メディア情報学科 中沢 憲二 教授 中沢先生は電電公社時代からディスプレー研究を核にICT(Information and Communication Technology = 情報通信技術)の激動の発展を身を持って体験してこられたという。先生の体験談は通信技術史としても興味深いお話だ。

――先生はもともと群馬県草津町のご出身ですが、国立の金沢大学工学部電子工学科に入学されました。何か、きっかけはあったのですか?

 「単に金沢に来たかったのです(笑)。高校生の頃から、作家の五木寛之さんの小説が好きで結構読んでいました。五木さんが通っていた喫茶店が香林坊にあったりして。受験する前に一度金沢に来て、ここだったら大学4年間住んで勉強したいなと。

 結局、大学院も含めて6年間いまして、32年後に縁あってKITに来て、また金沢に戻ってきたという感じです」

――金沢大学のキャンパスは当時、お城の中ですね。

 「そうです。すごく楽しかったですよ。大学1~2年の時は 5月の連休とかに 兼六園が無料開放する時がありました。そういった時は兼六園を通り、大学に通っていました。観光客気分でお城に行って勉強していました」

――電子工学専攻で修士を終えられて1983年に日本電信電話公社(現・NTT)に入られます。何か志望理由があったのですか? 先生や先輩に勧められたとか。
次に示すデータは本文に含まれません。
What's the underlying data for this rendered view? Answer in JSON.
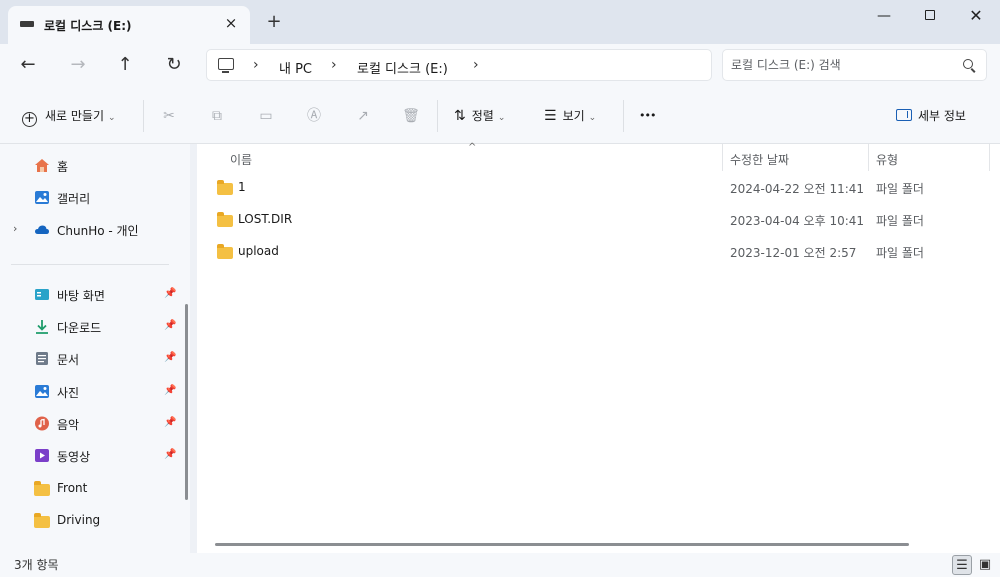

 「やはり、電電公社は大手ですから、そこへ行けば安心ですし。当然、選んだ理由としてはそれが一番大きいと思います。

 入って、東京武蔵野市にある武蔵野電気通信研究所に配属されました。いわゆる武蔵野通研です」

――入られて、何を研究されたのですか?

 「当時の状況を説明すると、85年に電電からNTTになりました。全国津々浦々に電話はもう引かれました。次のサービスとして光を使って何かやろうという状況だったのです。もちろん、この頃スマートフォンはなく、パソコンもインターネットも普及していません。
 
 光を使うとどんなサービスがあるかというと、すぐ思い浮かぶのが、ビデオ会議、テレビ会議、テレビ電話といったものです。それでテレビ電話、テレビ会議を次のNTTの目玉にしようと。研究所ですから広いビジョンをもってやっていこうと」

――というと、いわゆる INS(Information Network System = 高度情報通信システム)が話題になっていた頃ですね。記者時代に取材しました。

 「そうです。INSとかそういう話です。それでテレビ電話をやるには何が必要かということです。音に比べると当然映像ですから情報量はすごく多いです。ですからその情報量の多いものを小さくするような、いわゆる圧縮する技術も必要でしょう。
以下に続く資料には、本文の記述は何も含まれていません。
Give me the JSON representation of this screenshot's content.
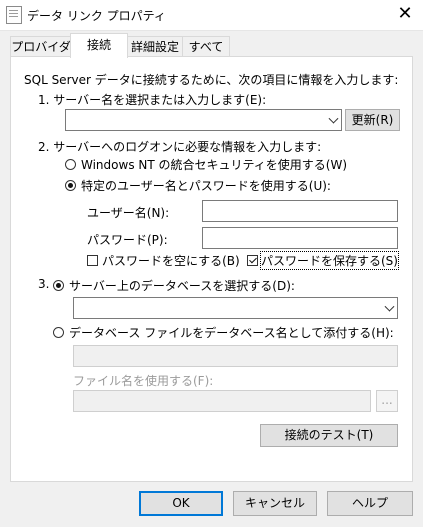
{
  "window": {
    "title": "データ リンク プロパティ"
  },
  "tabs": [
    {
      "label": "プロバイダー"
    },
    {
      "label": "接続"
    },
    {
      "label": "詳細設定"
    },
    {
      "label": "すべて"
    }
  ],
  "intro": "SQL Server データに接続するために、次の項目に情報を入力します:",
  "step1": {
    "label": "1. サーバー名を選択または入力します(E):",
    "server_value": "",
    "refresh": "更新(R)"
  },
  "step2": {
    "label": "2. サーバーへのログオンに必要な情報を入力します:",
    "opt_nt": "Windows NT の統合セキュリティを使用する(W)",
    "opt_user": "特定のユーザー名とパスワードを使用する(U):",
    "username_label": "ユーザー名(N):",
    "password_label": "パスワード(P):",
    "username_value": "",
    "password_value": "",
    "blank_pw": "パスワードを空にする(B)",
    "save_pw": "パスワードを保存する(S)"
  },
  "step3": {
    "prefix": "3.",
    "opt_db": "サーバー上のデータベースを選択する(D):",
    "db_value": "",
    "opt_attach": "データベース ファイルをデータベース名として添付する(H):",
    "attach_value": "",
    "filename_label": "ファイル名を使用する(F):",
    "filename_value": "",
    "browse": "..."
  },
  "test_button": "接続のテスト(T)",
  "footer": {
    "ok": "OK",
    "cancel": "キャンセル",
    "help": "ヘルプ"
  }
}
 それを伝送路に載せて通信する技術も必要でしょう。そして、ではお客さんが実際に使う時に用いるインターフェイスの端末はどうするのという話になったのです。その頃は映像が映るのはテレビに使われているブラウン管、全盛だったのです」

――もう少し時間が経つと、若い人でブラウン管を一度も見たことがないと言う人が出てくるかもしれません。黒電話と同様に。
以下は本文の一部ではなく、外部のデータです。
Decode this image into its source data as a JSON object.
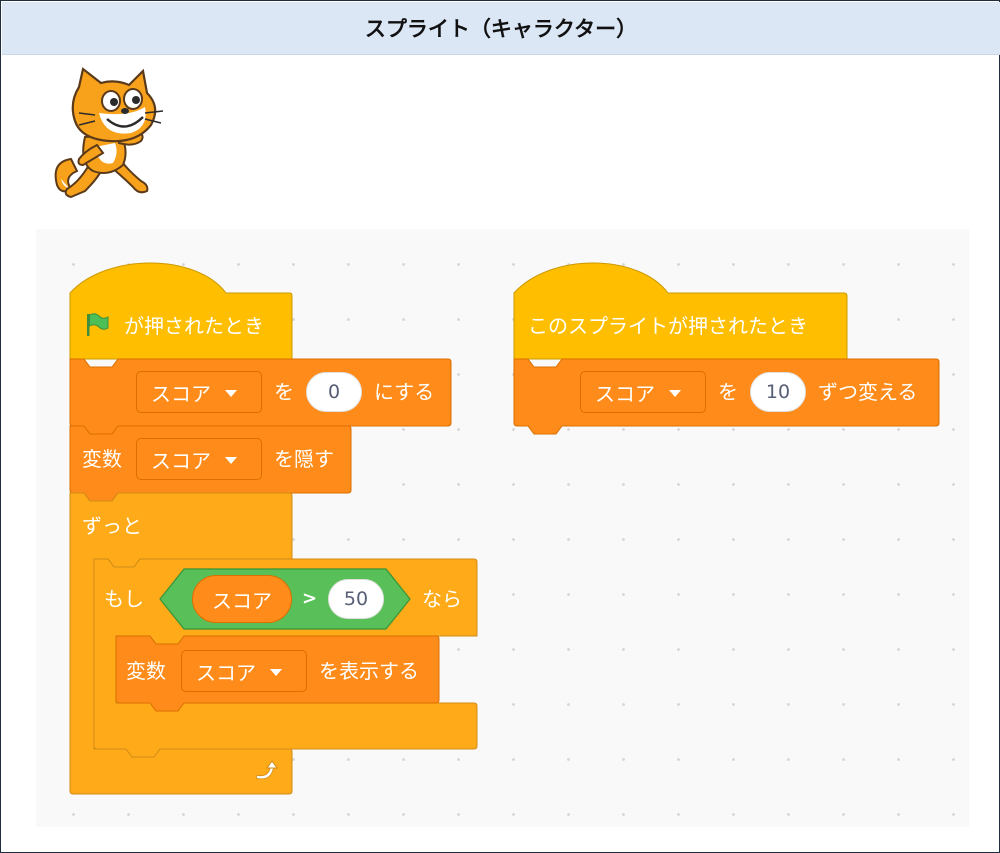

 「そうですね。私が入社した時はそれが机の上にドカンと置いてあったのです。そういうモノを使って果たしてテレビ電話が普及するかという話があって。当時はまだ液晶ディスプレーも普及していませんでした。それだったら、自分たちでディスプレーを作ろうとNTTでも研究を始めたのです」

「広範囲に研究をしてきました」と中沢先生――それは知りませんでした。NTTはそんなことも手がけていたのですか。

 「驚かれるかもしれませんが、いわゆるディスク関連やデータの入れ物などもやっていたのです。それを考えると人間とのインターフェイスですからカメラやディスプレーの研究をしてもおかしくない感じでした。そのような気概でやっていたのです。

 もちろん他のメーカーさんも一生懸命やっていたと思います。その中でNTTも独自の研究開発をして将来はメーカーさんと組んでテレビ電話などに使えるようにしたいという狙いです。入社して、ちょうどそこに配属されたのです。最初にやったのはガラス基板の上に極小のトランジスターを1個1個精密に並べて、その上に液晶を載せて蓋をするといった技術です。たまたま私は金沢大学でアモルファスシリコンという半導体の膜作りやっていました。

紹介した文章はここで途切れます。